Adrasto
. Eroe greco della stirpe dei Biantidi: regnò ad Argo dopo essersi riconciliato con il rivale Anfiarao, che s'era impossessato del trono, e insieme con lui prese parte alla spedizione dei Sette, per ricollocare Polinice sul trono di Tebe. D. lo nomina in Cv IV XXV 6, 8, 10; e quanto ne dice è suggerito dal primo libro della Tebaide di Stazio, in una lettura particolarmente attenta alle peripezie romanzesche e ai riflessi psicologici del racconto.
Nell'atmosfera fosca e violenta che caratterizza l'inizio della Tebaide, il regno di A. si presenta come un'oasi di pace (" Rex ibi tranquille, medio de limite vitae / in senium vergens, populos Adrastus habebat ", Theb. I 390-391). Ma nel segreto del suo cuore il re è angustiato da un responso dell'oracolo, che ha predetto come sposi alle sue due figlie, Argia e Deipile (o Deifile: cfr. Pg XXII 110 Deifile e Argia) un leone e un cinghiale. Polinice, esule dalla patria, allo scadere dell'anno in cui il regno spetta al fratello Eteocle, è spinto da un'aspra tempesta a rifugiarsi nel cortile del palazzo di A.; ivi sopraggiunge, nella medesima notte tempestosa, Tideo, fuggito da Calidone per essersi macchiato di un omicidio. Nessuno dei due vuol dividere con l'altro il suo posto, sicché vengono alle mani, e stanno per estrarre le spade, quando A. interviene, li convince a deporre l'ira e con gesto cortese li fa entrare, come ospiti, nel palazzo. Solo allora A. si accorge che Polinice è coperto di una pelle di leone e Tideo di una pelle di cinghiale: sta per compiersi, e felicemente, il pauroso oracolo.

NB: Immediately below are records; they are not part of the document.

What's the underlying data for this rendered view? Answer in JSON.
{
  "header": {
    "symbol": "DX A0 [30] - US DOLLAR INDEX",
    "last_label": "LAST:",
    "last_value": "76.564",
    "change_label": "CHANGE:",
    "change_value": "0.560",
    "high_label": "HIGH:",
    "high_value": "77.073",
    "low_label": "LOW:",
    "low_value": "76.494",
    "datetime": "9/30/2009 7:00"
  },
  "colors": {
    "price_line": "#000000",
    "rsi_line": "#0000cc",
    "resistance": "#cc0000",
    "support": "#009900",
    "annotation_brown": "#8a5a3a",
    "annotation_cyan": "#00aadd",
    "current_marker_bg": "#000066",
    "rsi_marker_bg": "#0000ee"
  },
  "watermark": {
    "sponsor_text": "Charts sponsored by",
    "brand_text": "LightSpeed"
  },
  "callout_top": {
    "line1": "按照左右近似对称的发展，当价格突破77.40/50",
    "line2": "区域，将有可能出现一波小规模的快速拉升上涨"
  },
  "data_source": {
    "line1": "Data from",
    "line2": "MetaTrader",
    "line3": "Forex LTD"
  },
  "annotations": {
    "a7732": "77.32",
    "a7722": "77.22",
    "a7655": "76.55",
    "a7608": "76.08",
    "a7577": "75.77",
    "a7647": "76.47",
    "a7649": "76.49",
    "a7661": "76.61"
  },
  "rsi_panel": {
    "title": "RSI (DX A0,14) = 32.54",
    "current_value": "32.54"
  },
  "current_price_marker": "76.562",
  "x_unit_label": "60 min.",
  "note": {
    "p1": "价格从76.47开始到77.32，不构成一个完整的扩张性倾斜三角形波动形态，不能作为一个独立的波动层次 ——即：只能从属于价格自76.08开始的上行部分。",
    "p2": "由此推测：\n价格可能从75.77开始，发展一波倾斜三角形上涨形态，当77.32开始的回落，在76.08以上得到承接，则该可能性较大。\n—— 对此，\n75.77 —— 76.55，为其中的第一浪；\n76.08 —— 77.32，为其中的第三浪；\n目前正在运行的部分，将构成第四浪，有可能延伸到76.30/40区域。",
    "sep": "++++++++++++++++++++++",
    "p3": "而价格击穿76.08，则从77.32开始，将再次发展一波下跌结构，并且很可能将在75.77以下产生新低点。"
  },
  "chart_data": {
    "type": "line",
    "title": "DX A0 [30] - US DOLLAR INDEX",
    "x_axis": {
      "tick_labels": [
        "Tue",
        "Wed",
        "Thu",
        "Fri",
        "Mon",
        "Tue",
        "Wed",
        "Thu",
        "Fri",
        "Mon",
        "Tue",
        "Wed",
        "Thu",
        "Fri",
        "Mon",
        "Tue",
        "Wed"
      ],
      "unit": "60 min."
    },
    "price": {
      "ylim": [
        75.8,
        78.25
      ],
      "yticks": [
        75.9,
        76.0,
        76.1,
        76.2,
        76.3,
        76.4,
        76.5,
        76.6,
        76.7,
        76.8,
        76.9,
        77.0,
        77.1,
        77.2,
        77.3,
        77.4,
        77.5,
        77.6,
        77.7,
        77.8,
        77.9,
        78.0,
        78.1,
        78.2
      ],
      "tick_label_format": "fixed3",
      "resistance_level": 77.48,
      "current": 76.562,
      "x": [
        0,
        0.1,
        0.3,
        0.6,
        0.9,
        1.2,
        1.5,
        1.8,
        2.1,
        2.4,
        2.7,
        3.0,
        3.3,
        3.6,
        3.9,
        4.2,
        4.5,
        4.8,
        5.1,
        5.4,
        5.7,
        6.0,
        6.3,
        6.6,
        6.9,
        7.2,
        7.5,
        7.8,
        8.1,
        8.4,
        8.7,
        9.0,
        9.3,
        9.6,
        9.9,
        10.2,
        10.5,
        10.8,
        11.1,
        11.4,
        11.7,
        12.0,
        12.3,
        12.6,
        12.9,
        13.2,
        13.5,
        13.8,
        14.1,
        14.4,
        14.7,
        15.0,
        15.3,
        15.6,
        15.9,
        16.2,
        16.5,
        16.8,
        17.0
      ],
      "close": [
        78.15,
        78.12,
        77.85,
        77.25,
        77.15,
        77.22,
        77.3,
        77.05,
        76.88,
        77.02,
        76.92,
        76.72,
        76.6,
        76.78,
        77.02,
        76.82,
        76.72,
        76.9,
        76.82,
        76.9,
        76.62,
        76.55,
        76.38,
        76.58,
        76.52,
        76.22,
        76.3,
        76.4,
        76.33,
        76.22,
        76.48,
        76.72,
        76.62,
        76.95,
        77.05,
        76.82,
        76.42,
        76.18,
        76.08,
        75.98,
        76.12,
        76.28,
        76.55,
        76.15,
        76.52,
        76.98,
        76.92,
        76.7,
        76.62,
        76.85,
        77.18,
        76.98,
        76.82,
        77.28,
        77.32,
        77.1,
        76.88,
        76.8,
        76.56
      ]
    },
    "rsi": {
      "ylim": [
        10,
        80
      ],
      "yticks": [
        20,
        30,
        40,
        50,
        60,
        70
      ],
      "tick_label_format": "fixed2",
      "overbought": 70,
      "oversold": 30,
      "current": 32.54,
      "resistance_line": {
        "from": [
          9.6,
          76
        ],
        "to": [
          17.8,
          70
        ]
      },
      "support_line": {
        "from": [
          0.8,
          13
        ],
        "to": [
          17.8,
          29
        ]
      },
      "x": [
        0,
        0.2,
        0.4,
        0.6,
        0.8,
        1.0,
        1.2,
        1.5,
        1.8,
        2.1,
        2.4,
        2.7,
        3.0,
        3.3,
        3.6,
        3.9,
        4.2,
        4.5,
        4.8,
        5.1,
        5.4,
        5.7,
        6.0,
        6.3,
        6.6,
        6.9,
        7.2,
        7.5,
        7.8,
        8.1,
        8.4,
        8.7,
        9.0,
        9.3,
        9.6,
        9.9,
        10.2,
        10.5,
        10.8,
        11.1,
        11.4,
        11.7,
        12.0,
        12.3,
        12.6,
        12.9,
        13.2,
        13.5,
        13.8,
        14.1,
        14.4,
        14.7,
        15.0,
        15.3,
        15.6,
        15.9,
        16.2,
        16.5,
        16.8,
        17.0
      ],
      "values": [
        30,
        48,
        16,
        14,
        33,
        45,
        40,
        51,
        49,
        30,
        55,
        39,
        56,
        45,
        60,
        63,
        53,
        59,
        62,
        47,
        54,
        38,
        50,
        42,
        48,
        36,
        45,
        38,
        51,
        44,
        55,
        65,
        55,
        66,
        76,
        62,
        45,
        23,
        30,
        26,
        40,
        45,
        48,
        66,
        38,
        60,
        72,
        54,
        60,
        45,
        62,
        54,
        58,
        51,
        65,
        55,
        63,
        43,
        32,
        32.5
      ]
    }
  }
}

Al racconto di Stazio ricorre D. nel Convivio per illustrare con esempi le tre diverse passioni della vergogna: cioè stupore, pudore e verecondia. Lo stupore è definito come uno stordimento d'animo per grandi e maravigliose cose vedere o udire o per alcuno modo sentire... E però dice Stazio, lo dolce poeta, nel primo de la Tebana Istoria, che quando Adrasto, rege de li Argi, vide Polinice coverto d'un cuoio di leone, e vide Tideo coverto d'un cuoio di porco selvatico, e ricordossi del risponso che Apollo dato avea per le sue figlie, che esso divenne stupido; e però più reverente e più disideroso di sapere (Cv IV XXV 5-6). Lo stupore di A. è descritto espressamente da Stazio (Theb. I 490-492 " stupet omine tanto / defixus senior, divina oracula Phoebi / agnoscens... "); la reverenza e il desiderio di sapere, che D. considera necessarie conseguenze e complementi dello stupore, si ricavano dal successivo comportamento di A., che dopo un breve silenzio alza le palme al cielo e volge una preghiera alla Notte che lo ha rischiarato, sciogliendolo dall'angosciosa perplessità (I 497 ss.) e più tardi volge domande ai suoi ospiti, specialmente a Polinice (I 671-672).
La figura di A. ricorre anche, pur non direttamente, a proposito delle altre due passioni. Il pudore infatti è illustrato dal comportamento delle figlie, Argia e Deifile, che la nutrice Aceste per ordine di lui ha condotto dinanzi da li occhi del santo padre ne la presenza de li due peregrini: esse si fanno pallide e rosse, e i loro occhi, sfuggendo ogni altro sguardo, si affisano solo ne la paterna faccia, quasi come sicuri (Cv IV XXV 8: cfr. Theb. I 537-539 " pallorque ruborque / purpureas hausere genas, oculique verentes / ad sanctum rediere patrem "). Esempio di verecondia è dato da Polinice che, domandato da Adrasto rege del suo essere (Cv IV XXV 10), esita a rispondere e poi nella risposta tace il nome del padre, Edipo, per vergogna dei fatti che il suo nome ricorda (v. ARGIA; DEIFILE; POLINICE).